The Chinese market continues its downward spiral, bringing global oil prices down.
Crude prices dropped on Monday and Tuesday as a swath of bearish data was released earlier this week. From China’s deflationary spiral to Israel’s de-escalation, oil prices are not expected to rise back any time soon.
Brent, the global benchmark of oil, dropped 4.17% on Monday to $74.23 per barrel. The West Texas Intermediate fell by 4.13% to $70.78.
Last week, oil markets panicked over a possible hike in crude prices as Israel-Iran tensions reached a new high. On October 1st, Iran launched a large-scale missile attack against Israel, the second of its kind this year.
Following the attack, which caused one Palestinian death but no Israeli casualties, Tel Aviv pledged a serious response. For several days, it was believed Israel would target Iran’s oil and nuclear facilities.
The destruction of the Iranian oil fields would have disrupted roughly 4% of the global oil market. In a “worst-case scenario” situation, Iran would have responded by blocking the Hormuz Strait, where over a third of the world’s oil passes through.
Blocking the Hormuz Strat could have brought global oil prices to $200 per barrel, analysts say.
US President Joe Biden told Israeli Prime Minister Benjamin Netanyahu not to strike Iran’s energy facilities.
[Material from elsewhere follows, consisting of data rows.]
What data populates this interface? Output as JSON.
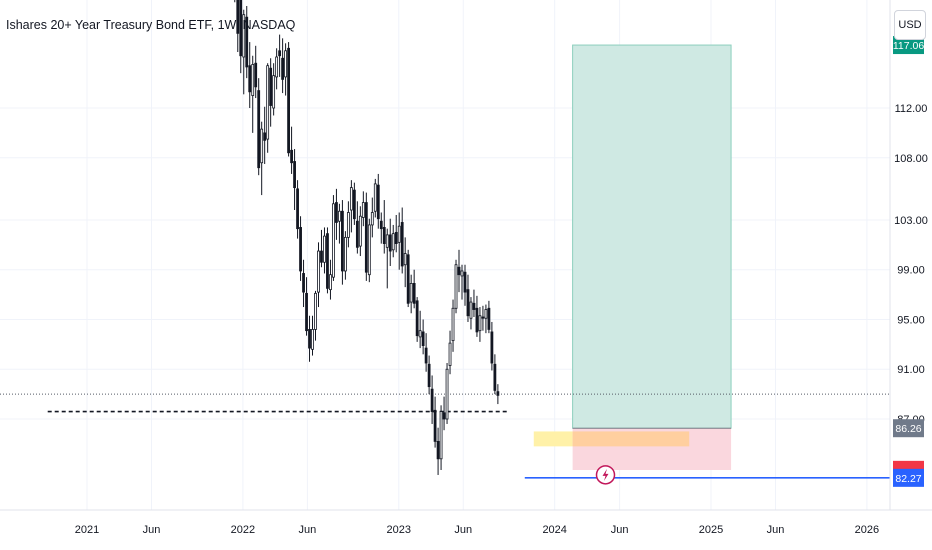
{
  "header": {
    "title": "Ishares 20+ Year Treasury Bond ETF, 1W, NASDAQ",
    "currency": "USD"
  },
  "colors": {
    "candle": "#131722",
    "profit_zone": "#cfe9e3",
    "profit_zone_border": "#8ccfbd",
    "loss_zone": "#fad7de",
    "entry_zone": "#fff1a8",
    "overlap_zone": "#ffcf9f",
    "support_line": "#2962ff",
    "badge_green": "#089981",
    "badge_grey": "#707a8a",
    "badge_blue": "#2962ff",
    "badge_red": "#f23645",
    "flash_icon": "#c2185b"
  },
  "chart_data": {
    "type": "candlestick",
    "title": "Ishares 20+ Year Treasury Bond ETF, 1W, NASDAQ",
    "xlabel": "",
    "ylabel": "",
    "x_tick_labels": [
      "2021",
      "Jun",
      "2022",
      "Jun",
      "2023",
      "Jun",
      "2024",
      "Jun",
      "2025",
      "Jun",
      "2026"
    ],
    "x_tick_dates": [
      "2021-01-01",
      "2021-06-01",
      "2022-01-01",
      "2022-06-01",
      "2023-01-01",
      "2023-06-01",
      "2024-01-01",
      "2024-06-01",
      "2025-01-01",
      "2025-06-01",
      "2026-01-01"
    ],
    "y_tick_labels": [
      "82.27",
      "86.26",
      "87.00",
      "91.00",
      "95.00",
      "99.00",
      "103.00",
      "108.00",
      "112.00",
      "117.06"
    ],
    "y_ticks": [
      87,
      91,
      95,
      99,
      103,
      108,
      112
    ],
    "ylim": [
      80.5,
      121.5
    ],
    "grid": true,
    "price_labels": [
      {
        "label": "117.06",
        "value": 117.06,
        "style": "green"
      },
      {
        "label": "86.26",
        "value": 86.26,
        "style": "grey"
      },
      {
        "label": "82.27",
        "value": 82.27,
        "style": "blue"
      }
    ],
    "long_position": {
      "start": "2024-02-12",
      "end": "2025-02-17",
      "target": 117.06,
      "entry": 86.26,
      "stop": 82.9,
      "entry_highlight": {
        "start": "2023-11-13",
        "end": "2024-11-11",
        "top": 86.0,
        "bottom": 84.8
      }
    },
    "support_line": {
      "start": "2023-10-23",
      "end": "2026-03-30",
      "value": 82.27
    },
    "current_price_line": 89.0,
    "dashed_level": {
      "start": "2020-10-01",
      "end": "2023-09-11",
      "value": 87.6
    },
    "candles_start": "2021-11-01",
    "candles_ohlc": [
      [
        150.1,
        151.5,
        144.5,
        146.0
      ],
      [
        146.0,
        147.5,
        140.5,
        142.0
      ],
      [
        142.0,
        143.5,
        136.5,
        138.0
      ],
      [
        138.0,
        139.5,
        132.5,
        134.0
      ],
      [
        134.0,
        135.5,
        128.5,
        130.0
      ],
      [
        130.0,
        131.5,
        124.5,
        126.0
      ],
      [
        126.0,
        127.5,
        120.5,
        122.0
      ],
      [
        122.0,
        123.5,
        116.5,
        118.0
      ],
      [
        120.8,
        122.2,
        114.8,
        116.2
      ],
      [
        116.1,
        119.9,
        113.1,
        119.5
      ],
      [
        119.3,
        120.2,
        114.4,
        115.3
      ],
      [
        115.4,
        117.3,
        112.0,
        113.3
      ],
      [
        113.0,
        116.2,
        110.0,
        115.5
      ],
      [
        115.6,
        117.0,
        112.8,
        113.7
      ],
      [
        113.4,
        114.4,
        106.6,
        107.2
      ],
      [
        107.6,
        110.9,
        105.0,
        110.3
      ],
      [
        110.0,
        112.1,
        107.5,
        109.4
      ],
      [
        109.5,
        115.6,
        108.4,
        115.4
      ],
      [
        115.2,
        116.0,
        110.5,
        112.2
      ],
      [
        112.0,
        115.6,
        111.4,
        114.6
      ],
      [
        114.5,
        116.8,
        113.5,
        116.1
      ],
      [
        116.6,
        117.9,
        114.5,
        116.2
      ],
      [
        116.0,
        117.6,
        113.2,
        114.3
      ],
      [
        114.5,
        117.2,
        113.0,
        116.6
      ],
      [
        116.8,
        117.3,
        108.1,
        108.4
      ],
      [
        108.6,
        110.5,
        106.7,
        107.6
      ],
      [
        107.7,
        108.7,
        103.8,
        105.6
      ],
      [
        105.5,
        106.2,
        101.5,
        102.3
      ],
      [
        102.4,
        103.3,
        98.1,
        98.9
      ],
      [
        98.7,
        99.8,
        96.0,
        97.2
      ],
      [
        97.1,
        98.4,
        93.7,
        94.1
      ],
      [
        94.2,
        95.3,
        91.6,
        92.7
      ],
      [
        92.6,
        95.3,
        92.1,
        94.2
      ],
      [
        94.2,
        97.3,
        93.3,
        97.1
      ],
      [
        97.2,
        101.2,
        96.0,
        100.5
      ],
      [
        100.5,
        102.2,
        99.2,
        99.6
      ],
      [
        99.6,
        102.4,
        98.7,
        101.7
      ],
      [
        101.9,
        102.4,
        97.1,
        97.5
      ],
      [
        97.4,
        99.8,
        96.6,
        98.6
      ],
      [
        98.4,
        105.0,
        98.1,
        104.3
      ],
      [
        104.4,
        105.5,
        101.4,
        102.8
      ],
      [
        102.9,
        104.3,
        101.1,
        103.7
      ],
      [
        103.7,
        104.6,
        97.8,
        98.9
      ],
      [
        98.9,
        102.1,
        98.2,
        101.6
      ],
      [
        101.6,
        104.5,
        100.8,
        103.6
      ],
      [
        103.8,
        106.2,
        102.0,
        105.6
      ],
      [
        105.4,
        106.0,
        102.6,
        103.1
      ],
      [
        102.9,
        104.5,
        100.3,
        100.8
      ],
      [
        100.9,
        104.1,
        100.1,
        103.3
      ],
      [
        103.2,
        105.3,
        102.5,
        104.4
      ],
      [
        104.4,
        105.2,
        98.1,
        98.8
      ],
      [
        98.6,
        103.1,
        98.0,
        102.6
      ],
      [
        102.6,
        104.8,
        101.6,
        103.6
      ],
      [
        103.7,
        106.3,
        103.2,
        105.9
      ],
      [
        105.8,
        106.7,
        102.3,
        103.1
      ],
      [
        102.9,
        103.6,
        101.1,
        102.3
      ],
      [
        102.4,
        104.6,
        100.3,
        101.1
      ],
      [
        100.8,
        102.3,
        97.5,
        101.8
      ],
      [
        101.8,
        103.1,
        99.3,
        100.5
      ],
      [
        100.6,
        102.6,
        100.0,
        101.9
      ],
      [
        102.0,
        103.4,
        100.4,
        101.1
      ],
      [
        101.2,
        103.6,
        99.0,
        102.5
      ],
      [
        102.8,
        104.0,
        98.7,
        99.3
      ],
      [
        99.4,
        101.6,
        97.6,
        100.3
      ],
      [
        100.2,
        100.6,
        96.0,
        96.3
      ],
      [
        96.4,
        98.6,
        95.5,
        97.9
      ],
      [
        97.9,
        99.0,
        95.9,
        96.3
      ],
      [
        96.5,
        96.8,
        93.2,
        93.7
      ],
      [
        93.6,
        95.7,
        92.7,
        94.1
      ],
      [
        94.0,
        95.0,
        92.2,
        92.9
      ],
      [
        92.7,
        93.9,
        90.8,
        91.5
      ],
      [
        91.4,
        92.1,
        89.0,
        89.6
      ],
      [
        89.4,
        90.5,
        86.6,
        87.6
      ],
      [
        87.7,
        88.8,
        84.7,
        85.2
      ],
      [
        85.2,
        86.3,
        82.5,
        83.8
      ],
      [
        83.8,
        88.1,
        82.9,
        87.6
      ],
      [
        87.5,
        88.8,
        86.1,
        87.0
      ],
      [
        87.0,
        91.5,
        86.6,
        91.0
      ],
      [
        91.3,
        94.1,
        90.6,
        93.1
      ],
      [
        93.3,
        96.6,
        92.4,
        95.9
      ],
      [
        95.9,
        99.8,
        95.5,
        99.4
      ],
      [
        99.2,
        100.6,
        97.2,
        98.6
      ],
      [
        98.5,
        99.4,
        96.6,
        98.9
      ],
      [
        98.8,
        99.4,
        96.1,
        97.2
      ],
      [
        97.4,
        98.6,
        94.8,
        95.3
      ],
      [
        95.1,
        96.8,
        94.2,
        96.4
      ],
      [
        96.3,
        97.4,
        95.2,
        95.8
      ],
      [
        95.9,
        96.9,
        93.6,
        94.0
      ],
      [
        94.1,
        96.0,
        93.2,
        95.3
      ],
      [
        95.2,
        96.1,
        94.1,
        95.1
      ],
      [
        95.1,
        96.2,
        93.9,
        95.8
      ],
      [
        95.9,
        96.5,
        93.9,
        94.2
      ],
      [
        94.0,
        94.8,
        90.9,
        91.5
      ],
      [
        91.4,
        92.2,
        89.0,
        89.3
      ],
      [
        89.2,
        89.8,
        88.2,
        88.9
      ]
    ]
  }
}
On Tuesday, Israel announced it would not attack the Iranian oil fields.
China’s deflation
Another factor bringing oil prices down is the increasingly weak demand in the Chinese market.
China is the world’s largest oil importer, and its oil demand is often the most consequential factor determining global prices.
Chinese inflation in September rose by 0.4%, far below the 0.6% expected by Reuters-polled economists. Most of the world’s advanced central banks consider 2% a healthy level of inflation for a growing economy.
Deflation in China persisted since the COVID-19 pandemic and the nationwide real estate crisis. Both events depressed Chinese consumer confidence, which in turn impaired the nation’s growth.
China is also a leading producer of renewable and nuclear energies, increasingly absorbing them into their energy mix.
“China faces persistent deflationary pressure due to weak domestic demand. The change of fiscal policy stance as indicated by the press conference yesterday (Saturday) would help to deal with such problems,” the chief economist of Hong Kong-based Pinpoint Asset Management told Reuters.
Oil traders, however, do not believe China’s fiscal stimulus will be enough to revive demand for the world’s second-largest economy. The Organization of Petroleum Exporting Countries (OPEC), which includes Iran, lowered its forecast for global oil growth in 2024 to 1.9 million barrels from 2 million.